The MPC-style rollout-and-ranking framework is general and compatible with any VLA policy.
The DAgger-style training strategy elegantly addresses the distributional shift inherent in autoregressive prediction.
The qualitative analysis of failure modes is thorough and candid, clearly identifying dexterous manipulation and the Real2Sim gap as primary bottlenecks.
The two-stage dynamics model training (large-scale pretraining + in-domain fine-tuning) is a practical and reproducible recipe.

Limitations & Future Work¶

The reward signal relies on oracle simulator states (assuming perfect environment knowledge); real-world deployment requires replacing this with a learned reward model.
A deterministic dynamics model struggles with stochastic environments; future work could explore probabilistic action-conditioned video diffusion models.
Inference time is a significant bottleneck (35 seconds for 5 candidates), limiting real-time control frequency.
Evaluation is conducted only in simulation (SIMPLER); real-robot experiments are absent.
The dynamics model is trained solely on successful trajectories, yielding unreliable predictions for failure states.
Rollout length must be set manually, with no adaptive mechanism despite task-dependent optimal values.
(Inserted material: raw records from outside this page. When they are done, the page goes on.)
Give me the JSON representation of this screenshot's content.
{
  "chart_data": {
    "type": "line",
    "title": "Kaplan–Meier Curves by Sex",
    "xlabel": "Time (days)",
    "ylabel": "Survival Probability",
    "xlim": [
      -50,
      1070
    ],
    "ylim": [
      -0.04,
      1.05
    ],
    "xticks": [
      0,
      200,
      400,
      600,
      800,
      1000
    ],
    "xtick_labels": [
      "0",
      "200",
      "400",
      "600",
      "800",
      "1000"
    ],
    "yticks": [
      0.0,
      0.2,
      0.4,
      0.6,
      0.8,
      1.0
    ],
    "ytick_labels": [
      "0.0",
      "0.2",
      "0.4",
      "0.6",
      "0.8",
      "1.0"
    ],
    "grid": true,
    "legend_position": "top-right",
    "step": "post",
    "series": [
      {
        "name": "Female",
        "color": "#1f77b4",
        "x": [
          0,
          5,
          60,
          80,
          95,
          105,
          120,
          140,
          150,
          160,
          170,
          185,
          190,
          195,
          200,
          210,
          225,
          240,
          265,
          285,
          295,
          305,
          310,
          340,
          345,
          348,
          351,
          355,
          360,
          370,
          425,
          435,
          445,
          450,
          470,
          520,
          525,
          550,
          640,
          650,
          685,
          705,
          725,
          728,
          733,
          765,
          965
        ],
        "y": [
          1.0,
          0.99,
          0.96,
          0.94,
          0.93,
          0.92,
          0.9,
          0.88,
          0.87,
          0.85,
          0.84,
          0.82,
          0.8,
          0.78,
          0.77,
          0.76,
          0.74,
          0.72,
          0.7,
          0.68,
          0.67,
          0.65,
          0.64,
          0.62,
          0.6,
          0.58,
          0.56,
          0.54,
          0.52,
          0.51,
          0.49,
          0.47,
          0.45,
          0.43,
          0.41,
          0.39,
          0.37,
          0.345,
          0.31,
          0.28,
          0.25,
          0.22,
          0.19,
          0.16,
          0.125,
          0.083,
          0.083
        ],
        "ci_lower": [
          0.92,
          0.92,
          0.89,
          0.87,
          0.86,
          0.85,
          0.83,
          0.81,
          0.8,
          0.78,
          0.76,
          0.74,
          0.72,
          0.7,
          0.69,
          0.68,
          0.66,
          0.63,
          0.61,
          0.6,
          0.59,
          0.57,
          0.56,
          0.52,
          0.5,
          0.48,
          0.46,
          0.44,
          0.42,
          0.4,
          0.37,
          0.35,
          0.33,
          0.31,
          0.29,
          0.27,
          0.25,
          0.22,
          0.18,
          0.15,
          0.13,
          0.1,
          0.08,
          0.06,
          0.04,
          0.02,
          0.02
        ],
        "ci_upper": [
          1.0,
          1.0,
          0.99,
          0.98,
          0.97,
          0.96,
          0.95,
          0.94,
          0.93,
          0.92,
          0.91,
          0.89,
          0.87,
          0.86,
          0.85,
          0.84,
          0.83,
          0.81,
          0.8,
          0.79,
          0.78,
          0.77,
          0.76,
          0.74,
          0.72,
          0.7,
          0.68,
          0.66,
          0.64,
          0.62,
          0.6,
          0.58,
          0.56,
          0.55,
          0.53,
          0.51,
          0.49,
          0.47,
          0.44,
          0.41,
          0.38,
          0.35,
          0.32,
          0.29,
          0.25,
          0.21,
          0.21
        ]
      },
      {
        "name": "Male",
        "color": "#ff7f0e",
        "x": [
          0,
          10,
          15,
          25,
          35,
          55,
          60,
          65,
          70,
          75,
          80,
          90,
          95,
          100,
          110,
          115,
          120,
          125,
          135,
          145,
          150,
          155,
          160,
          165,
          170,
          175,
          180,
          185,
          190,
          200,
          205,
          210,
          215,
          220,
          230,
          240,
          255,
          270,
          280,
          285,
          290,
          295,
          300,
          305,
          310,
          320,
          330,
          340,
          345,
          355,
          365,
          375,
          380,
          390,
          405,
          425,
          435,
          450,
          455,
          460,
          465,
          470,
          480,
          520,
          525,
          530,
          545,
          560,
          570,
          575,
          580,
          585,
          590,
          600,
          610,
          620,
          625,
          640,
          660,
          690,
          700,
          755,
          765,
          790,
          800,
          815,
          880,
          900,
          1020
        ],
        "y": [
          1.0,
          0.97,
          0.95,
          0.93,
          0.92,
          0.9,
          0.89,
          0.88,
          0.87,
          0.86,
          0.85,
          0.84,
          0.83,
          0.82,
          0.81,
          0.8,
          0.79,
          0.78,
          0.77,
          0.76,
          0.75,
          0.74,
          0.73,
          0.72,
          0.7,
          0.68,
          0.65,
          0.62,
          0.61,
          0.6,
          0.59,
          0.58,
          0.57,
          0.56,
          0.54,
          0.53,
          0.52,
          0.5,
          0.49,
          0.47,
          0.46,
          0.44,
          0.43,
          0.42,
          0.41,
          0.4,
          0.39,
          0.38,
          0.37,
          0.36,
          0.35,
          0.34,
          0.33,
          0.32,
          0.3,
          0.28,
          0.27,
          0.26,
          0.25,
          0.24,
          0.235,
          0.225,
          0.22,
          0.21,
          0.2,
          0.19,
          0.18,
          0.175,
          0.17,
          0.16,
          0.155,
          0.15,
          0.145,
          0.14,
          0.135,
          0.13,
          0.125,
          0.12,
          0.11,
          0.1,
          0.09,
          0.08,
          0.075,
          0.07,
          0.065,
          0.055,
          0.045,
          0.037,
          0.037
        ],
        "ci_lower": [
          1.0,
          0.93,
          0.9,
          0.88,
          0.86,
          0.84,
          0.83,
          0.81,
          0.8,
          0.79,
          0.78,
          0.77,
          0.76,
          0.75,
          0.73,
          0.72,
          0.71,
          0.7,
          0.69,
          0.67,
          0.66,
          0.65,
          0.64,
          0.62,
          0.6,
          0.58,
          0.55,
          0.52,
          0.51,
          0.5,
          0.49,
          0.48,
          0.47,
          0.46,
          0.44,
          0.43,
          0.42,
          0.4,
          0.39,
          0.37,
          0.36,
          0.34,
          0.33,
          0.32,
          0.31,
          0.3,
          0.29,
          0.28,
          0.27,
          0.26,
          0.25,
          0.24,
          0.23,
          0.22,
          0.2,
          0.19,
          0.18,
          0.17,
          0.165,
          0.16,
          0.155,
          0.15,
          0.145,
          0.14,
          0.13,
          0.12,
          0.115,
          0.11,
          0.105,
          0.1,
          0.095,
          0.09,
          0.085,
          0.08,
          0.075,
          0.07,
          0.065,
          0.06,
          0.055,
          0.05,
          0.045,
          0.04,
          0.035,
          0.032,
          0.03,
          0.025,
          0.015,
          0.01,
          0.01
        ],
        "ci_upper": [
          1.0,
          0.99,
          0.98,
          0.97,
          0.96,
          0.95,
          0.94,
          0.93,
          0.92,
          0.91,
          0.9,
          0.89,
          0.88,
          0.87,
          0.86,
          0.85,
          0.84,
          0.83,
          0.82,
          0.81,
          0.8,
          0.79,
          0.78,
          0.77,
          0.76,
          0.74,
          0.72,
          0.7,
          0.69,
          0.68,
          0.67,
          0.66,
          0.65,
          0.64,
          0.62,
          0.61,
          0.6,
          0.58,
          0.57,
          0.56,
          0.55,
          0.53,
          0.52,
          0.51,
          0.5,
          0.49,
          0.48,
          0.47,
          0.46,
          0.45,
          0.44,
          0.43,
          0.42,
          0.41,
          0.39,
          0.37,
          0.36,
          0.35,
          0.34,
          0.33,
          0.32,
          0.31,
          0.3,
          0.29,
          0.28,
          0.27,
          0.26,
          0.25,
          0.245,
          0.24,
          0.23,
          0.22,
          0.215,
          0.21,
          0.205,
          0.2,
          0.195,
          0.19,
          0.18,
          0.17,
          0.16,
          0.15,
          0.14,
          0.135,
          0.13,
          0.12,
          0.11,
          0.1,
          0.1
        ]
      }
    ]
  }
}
Unlike explicit decomposition via CoT reasoning (ECoT, zero-shot annotation), SITCOM conducts long-horizon reasoning through implicit simulation-based evaluation.
Compared to world model approaches such as Dreamer and TD-MPC2, SITCOM predicts in pixel space using a lightweight Transformer, balancing visual fidelity with computational efficiency.
Compared to generative video models such as GAIA-1 and UniSim, SITCOM avoids expensive diffusion architectures.
Promising future directions include combining action chunking to reduce the number of inference calls, and developing general vision-based reward models.

Rating¶

Novelty: ⭐⭐⭐⭐
Experimental Thoroughness: ⭐⭐⭐
Writing Quality: ⭐⭐⭐⭐
Value: ⭐⭐⭐⭐